Who would have thought that canned minestrone could be sold to the Italians, instant tortilla meal to the Guatemalans, ready-to-serve treacle pudding to the British, or any culinary quickie to the French? The Americans, naturally—and U.S. food processors have done all that with remarkable success. Around the world, but especially in Western Europe, they are finding a ready market for foods processed the American way, whether they be canned, concentrated, dehydrated, frozen, precooked or ready-mixed. Last year U.S. food companies did a $3.7 billion business in foods processed abroad, and this year they are investing about $154 million more in foreign plants.
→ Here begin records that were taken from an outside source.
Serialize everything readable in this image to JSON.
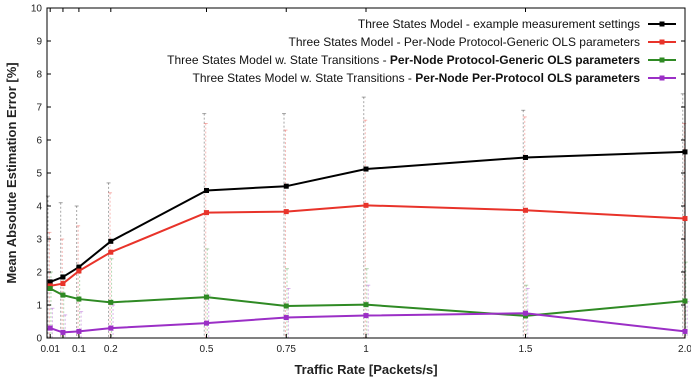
{
  "chart_data": {
    "type": "line",
    "xlabel": "Traffic Rate [Packets/s]",
    "ylabel": "Mean Absolute Estimation Error [%]",
    "xlim": [
      0.0,
      2.0
    ],
    "ylim": [
      0,
      10
    ],
    "x_ticks": [
      0.01,
      0.05,
      0.1,
      0.2,
      0.5,
      0.75,
      1,
      1.5,
      2.0
    ],
    "x_tick_labels": [
      "0.01",
      "",
      "0.1",
      "0.2",
      "0.5",
      "0.75",
      "1",
      "1.5",
      "2.0"
    ],
    "y_ticks": [
      0,
      1,
      2,
      3,
      4,
      5,
      6,
      7,
      8,
      9,
      10
    ],
    "grid": false,
    "legend_position": "top-right",
    "x": [
      0.01,
      0.05,
      0.1,
      0.2,
      0.5,
      0.75,
      1,
      1.5,
      2.0
    ],
    "series": [
      {
        "name": "Three States Model - example measurement settings",
        "name_normal": "Three States Model - example measurement settings",
        "name_bold": "",
        "color": "#000000",
        "values": [
          1.7,
          1.85,
          2.15,
          2.93,
          4.47,
          4.6,
          5.12,
          5.47,
          5.64
        ],
        "err_low": [
          0.0,
          0.0,
          0.0,
          0.0,
          0.0,
          0.0,
          0.0,
          0.0,
          0.0
        ],
        "err_high": [
          4.3,
          4.1,
          4.0,
          4.7,
          6.8,
          6.8,
          7.3,
          6.9,
          7.4
        ]
      },
      {
        "name": "Three States Model - Per-Node Protocol-Generic OLS parameters",
        "name_normal": "Three States Model - Per-Node Protocol-Generic OLS parameters",
        "name_bold": "",
        "color": "#e8332a",
        "values": [
          1.58,
          1.65,
          2.03,
          2.6,
          3.8,
          3.83,
          4.02,
          3.87,
          3.62
        ],
        "err_low": [
          0.0,
          0.0,
          0.0,
          0.0,
          0.0,
          0.0,
          0.0,
          0.0,
          0.0
        ],
        "err_high": [
          3.2,
          3.0,
          3.4,
          4.4,
          6.5,
          6.3,
          6.6,
          6.7,
          6.5
        ]
      },
      {
        "name": "Three States Model w. State Transitions - Per-Node Protocol-Generic OLS parameters",
        "name_normal": "Three States Model w. State Transitions - ",
        "name_bold": "Per-Node Protocol-Generic OLS parameters",
        "color": "#2f8a24",
        "values": [
          1.5,
          1.3,
          1.18,
          1.08,
          1.24,
          0.97,
          1.01,
          0.67,
          1.12
        ],
        "err_low": [
          0.0,
          0.0,
          0.0,
          0.0,
          0.0,
          0.0,
          0.0,
          0.0,
          0.0
        ],
        "err_high": [
          2.0,
          1.9,
          2.0,
          2.4,
          2.7,
          2.1,
          2.1,
          1.6,
          2.3
        ]
      },
      {
        "name": "Three States Model w. State Transitions - Per-Node Per-Protocol OLS parameters",
        "name_normal": "Three States Model w. State Transitions - ",
        "name_bold": "Per-Node Per-Protocol OLS parameters",
        "color": "#9b2fc6",
        "values": [
          0.3,
          0.17,
          0.2,
          0.3,
          0.45,
          0.62,
          0.68,
          0.75,
          0.2
        ],
        "err_low": [
          0.0,
          0.0,
          0.0,
          0.0,
          0.0,
          0.0,
          0.0,
          0.0,
          0.0
        ],
        "err_high": [
          0.9,
          0.7,
          0.8,
          1.0,
          1.3,
          1.5,
          1.6,
          1.5,
          1.1
        ]
      }
    ]
  }
}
Nearly every major U.S. food company has taken a bite. Since 1958, Campbell Soup has laid out about $50 million to start operations in Britain, Italy, Belgium, France, Mexico and Australia. Beatrice Foods, strictly domestic only three years ago, now has plants, joint ventures and franchise agreements to turn out dairy products, candies and snacks in 17 countries. Corn Products has built up an extensive world empire of 63 plants in 27 countries; Borden has 30 overseas plants, General Foods 23, Kellogg 19 and General Mills five. H. J. Heinz, General Foods and Kellogg have all opened plants in Japan. Green Giant is building a vegetable canning plant near Milan, and Libby, McNeill & Libby in July opened a new cannery at Vauvert in southern France. This week, to the distress of French poultrymen, a company jointly owned by Ralston Purina and France’s Duquesne opens a large poultry processing plant in Brittany.
Beans and Biscuits. The reasons for success abroad are the same ones that made convenience foods popular in the U.S.: growing incomes, less domestic help, more women away at work, changing tastes. Many foreigners, of course, do not take to such American gastronomic institutions as peanut butter and TV dinners, and some are still wary of canned goods. But American-type fruit juice, instant desserts, frozen chicken, ketchup, canned and packaged soups and precooked rice have won a prominent place on foreign shelves.
Kellogg and Quaker Oats have seized 73% of the growing market for breakfast cereals in Britain, Heinz 63% of that country’s $70 million-a-year baked-bean market and 61% of its canned-soup bowl. Led by General Mills, National Biscuit and Pillsbury, U.S. companies now control half of the French biscuit business. A Carnation subsidiary produces 85% of all the evaporated milk sold in France, and Corn Products’ Knorr soups have half the German market. In Germany, a Kraft Foods subsidiary sells a line of 100 products, including cheeses and complete packaged spaghetti or rice dinners.
More Supermarkets. Many native dishes have also been given the American treatment. In Brazil, International Packers of Chicago cans and sells feijoada, the country’s traditional black bean, rice and pork dish. When Quaker Oats moved into Italy, it found a winning product in precooked two-minute polenta, the cornmeal mush without which no meal in rural northern Italy is complete. Last week in Mexico, where the hot dog is becoming nearly as popular as the hot tamale, General Foods began selling jars of the fiery chocolate sauce called mole. Though the French have remained staunchly traditionalist in the foods they eat, they have developed a liking for modern baby foods. Reason: by introducing such baby foods as smoked ham, filet of sole and cream of bananas to please the parents’ palates, Gerbers appealed to the buyers rather than the consumers, who have little choice in the matter.